Dia menekankan tuntutan reformasi salah satunya adalah untuk demokratisasi di bidang politik, karena tidak dibatasinya masa jabatan Presiden/Wapres, kata dia, telah mengakibatkan Presiden RI sebelum reformasi terlalu lama berkuasa.
"Dimana Bung Karno menjadi Presiden seumur hidup dan pak Harto tujuh kali terpilih menjadi Presiden sehingga menimbulkan berbagai kondisi yang merugikan kehidupan demokrasi," jelasnya.
Rully mengatakan dirinya selaku Sekretaris Fraksi Partai Golkar di MPR RI tahun 1998 dan Anggota Badan Pekerja MPR 1999-2004 melihat bahwa maksud utama pasal 7 UUD 1945 adalah untuk menjamin demokratisasi politik tersebut, dengan membatasi masa jabatan Presiden dan Wapres.

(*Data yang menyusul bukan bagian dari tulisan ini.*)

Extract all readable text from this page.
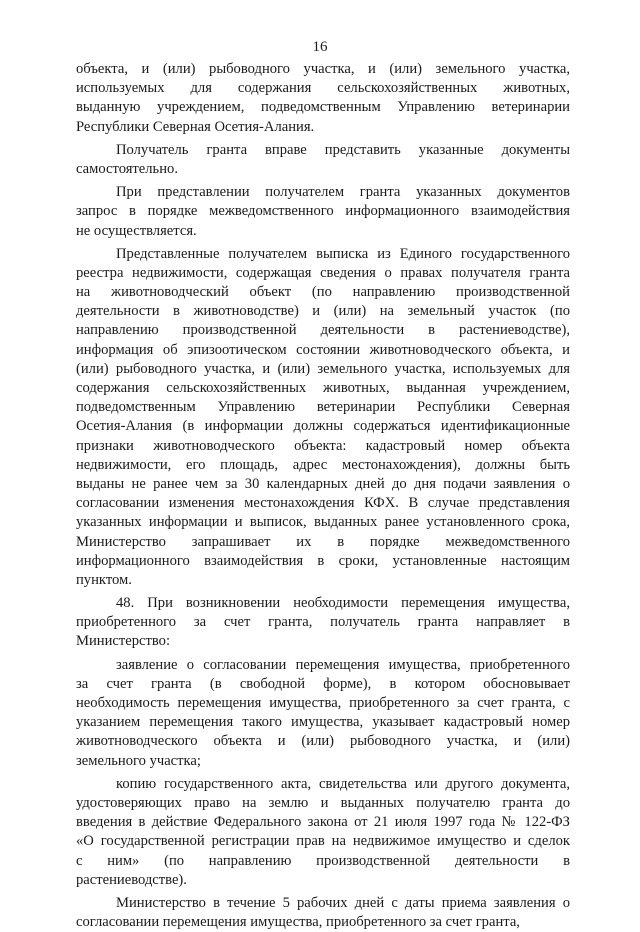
16
объекта, и (или) рыбоводного участка, и (или) земельного участка,
используемых для содержания сельскохозяйственных животных,
выданную учреждением, подведомственным Управлению ветеринарии
Республики Северная Осетия-Алания.
Получатель гранта вправе представить указанные документы
самостоятельно.
При представлении получателем гранта указанных документов
запрос в порядке межведомственного информационного взаимодействия
не осуществляется.
Представленные получателем выписка из Единого государственного
реестра недвижимости, содержащая сведения о правах получателя гранта
на животноводческий объект (по направлению производственной
деятельности в животноводстве) и (или) на земельный участок (по
направлению производственной деятельности в растениеводстве),
информация об эпизоотическом состоянии животноводческого объекта, и
(или) рыбоводного участка, и (или) земельного участка, используемых для
содержания сельскохозяйственных животных, выданная учреждением,
подведомственным Управлению ветеринарии Республики Северная
Осетия-Алания (в информации должны содержаться идентификационные
признаки животноводческого объекта: кадастровый номер объекта
недвижимости, его площадь, адрес местонахождения), должны быть
выданы не ранее чем за 30 календарных дней до дня подачи заявления о
согласовании изменения местонахождения КФХ. В случае представления
указанных информации и выписок, выданных ранее установленного срока,
Министерство запрашивает их в порядке межведомственного
информационного взаимодействия в сроки, установленные настоящим
пунктом.
48. При возникновении необходимости перемещения имущества,
приобретенного за счет гранта, получатель гранта направляет в
Министерство:
заявление о согласовании перемещения имущества, приобретенного
за счет гранта (в свободной форме), в котором обосновывает
необходимость перемещения имущества, приобретенного за счет гранта, с
указанием перемещения такого имущества, указывает кадастровый номер
животноводческого объекта и (или) рыбоводного участка, и (или)
земельного участка;
копию государственного акта, свидетельства или другого документа,
удостоверяющих право на землю и выданных получателю гранта до
введения в действие Федерального закона от 21 июля 1997 года № 122-ФЗ
«О государственной регистрации прав на недвижимое имущество и сделок
с ним» (по направлению производственной деятельности в
растениеводстве).
Министерство в течение 5 рабочих дней с даты приема заявления о
согласовании перемещения имущества, приобретенного за счет гранта,
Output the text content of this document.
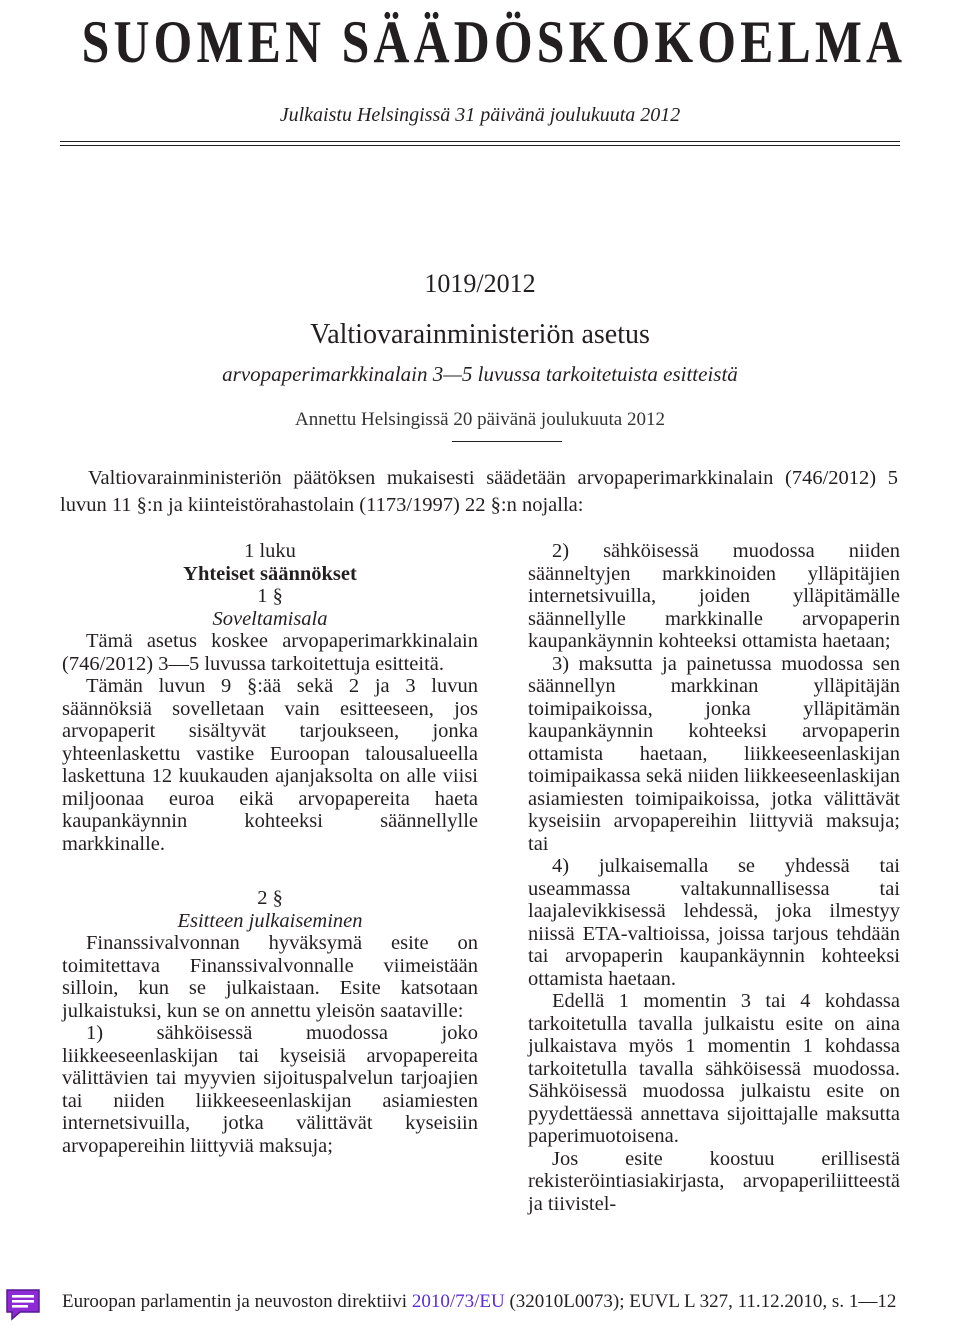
SUOMEN SÄÄDÖSKOKOELMA
Julkaistu Helsingissä 31 päivänä joulukuuta 2012
1019/2012
Valtiovarainministeriön asetus
arvopaperimarkkinalain 3—5 luvussa tarkoitetuista esitteistä
Annettu Helsingissä 20 päivänä joulukuuta 2012

Valtiovarainministeriön päätöksen mukaisesti säädetään arvopaperimarkkinalain (746/2012) 5 luvun 11 §:n ja kiinteistörahastolain (1173/1997) 22 §:n nojalla:

1 luku

Yhteiset säännökset

1 §

Soveltamisala

Tämä asetus koskee arvopaperimarkkinalain (746/2012) 3—5 luvussa tarkoitettuja esitteitä.

Tämän luvun 9 §:ää sekä 2 ja 3 luvun säännöksiä sovelletaan vain esitteeseen, jos arvopaperit sisältyvät tarjoukseen, jonka yhteenlaskettu vastike Euroopan talousalueella laskettuna 12 kuukauden ajanjaksolta on alle viisi miljoonaa euroa eikä arvopapereita haeta kaupankäynnin kohteeksi säännellylle markkinalle.

2 §

Esitteen julkaiseminen

Finanssivalvonnan hyväksymä esite on toimitettava Finanssivalvonnalle viimeistään silloin, kun se julkaistaan. Esite katsotaan julkaistuksi, kun se on annettu yleisön saataville:

1) sähköisessä muodossa joko liikkeeseenlaskijan tai kyseisiä arvopapereita välittävien tai myyvien sijoituspalvelun tarjoajien tai niiden liikkeeseenlaskijan asiamiesten internetsivuilla, jotka välittävät kyseisiin arvopapereihin liittyviä maksuja;

2) sähköisessä muodossa niiden säänneltyjen markkinoiden ylläpitäjien internetsivuilla, joiden ylläpitämälle säännellylle markkinalle arvopaperin kaupankäynnin kohteeksi ottamista haetaan;

3) maksutta ja painetussa muodossa sen säännellyn markkinan ylläpitäjän toimipaikoissa, jonka ylläpitämän kaupankäynnin kohteeksi arvopaperin ottamista haetaan, liikkeeseenlaskijan toimipaikassa sekä niiden liikkeeseenlaskijan asiamiesten toimipaikoissa, jotka välittävät kyseisiin arvopapereihin liittyviä maksuja; tai

4) julkaisemalla se yhdessä tai useammassa valtakunnallisessa tai laajalevikkisessä lehdessä, joka ilmestyy niissä ETA-valtioissa, joissa tarjous tehdään tai arvopaperin kaupankäynnin kohteeksi ottamista haetaan.

Edellä 1 momentin 3 tai 4 kohdassa tarkoitetulla tavalla julkaistu esite on aina julkaistava myös 1 momentin 1 kohdassa tarkoitetulla tavalla sähköisessä muodossa. Sähköisessä muodossa julkaistu esite on pyydettäessä annettava sijoittajalle maksutta paperimuotoisena.

Jos esite koostuu erillisestä rekisteröintiasiakirjasta, arvopaperiliitteestä ja tiivistel-

Euroopan parlamentin ja neuvoston direktiivi 2010/73/EU (32010L0073); EUVL L 327, 11.12.2010, s. 1—12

Dia menekankan semangat reformasi menghendaki dibatasinya masa jabatan Presiden/Wapres baik itu berturut-turut maupun tidak, maksimum dua kali.

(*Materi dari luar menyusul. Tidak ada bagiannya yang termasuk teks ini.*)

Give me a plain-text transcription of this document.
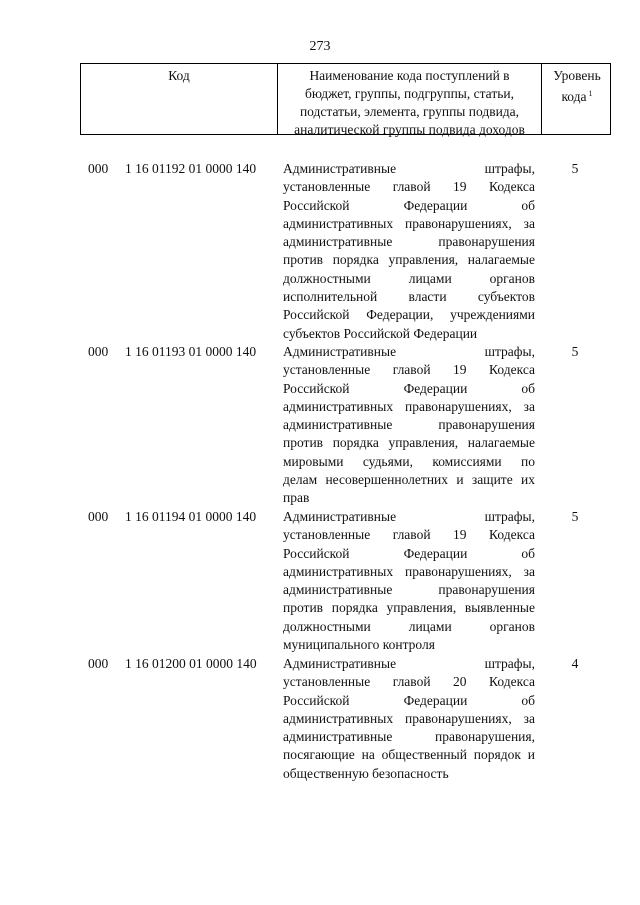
273
Код	Наименование кода поступлений в
бюджет, группы, подгруппы, статьи,
подстатьи, элемента, группы подвида,
аналитической группы подвида доходов
Уровень
кода $^1$
000 1 16 01192 01 0000 140 Административные штрафы,
установленные главой 19 Кодекса
Российской Федерации об
административных правонарушениях, за
административные правонарушения
против порядка управления, налагаемые
должностными лицами органов
исполнительной власти субъектов
Российской Федерации, учреждениями
субъектов Российской Федерации
5
000 1 16 01193 01 0000 140 Административные штрафы,
установленные главой 19 Кодекса
Российской Федерации об
административных правонарушениях, за
административные правонарушения
против порядка управления, налагаемые
мировыми судьями, комиссиями по
делам несовершеннолетних и защите их
прав
5
000 1 16 01194 01 0000 140 Административные штрафы,
установленные главой 19 Кодекса
Российской Федерации об
административных правонарушениях, за
административные правонарушения
против порядка управления, выявленные
должностными лицами органов
муниципального контроля
5
000 1 16 01200 01 0000 140 Административные штрафы,
установленные главой 20 Кодекса
Российской Федерации об
административных правонарушениях, за
административные правонарушения,
посягающие на общественный порядок и
общественную безопасность
4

Terkait adanya uji materi di Mahkamah Konstitisi terhadap pasal dalam UU Pemilu yang juga mengatur masa jabatan Presiden/Wapres, guna memperkenankan Wapres Jusuf Kalla maju untuk ketiga kalinya sebagai Wapres, Rully mengatakan bahwa seluruh pihak tentu harus menghormati proses tersebut.
Namun dia mengatakan sejauh ini aspirasi seluruh kader Golkar bulat mendukung Airlangga Hartarto sebagai calon Wakil Presiden bagi Jokowi.
"Asprasi kader internal Golkar bulat mendukung Ketua Umumnya pak Airlangga Hartarto menjadi Wakil Presiden. Tetapi keputusan akhir siapa wapres pak Jokowi bukan pada Partai Golkar, tapi pada pak Jokowi sendiri. Yang bisa kami berikan adalah jaminan bahwa cawapres dari Golkar akan memperkuat duet dengan pak Jokowi," ujar Rully.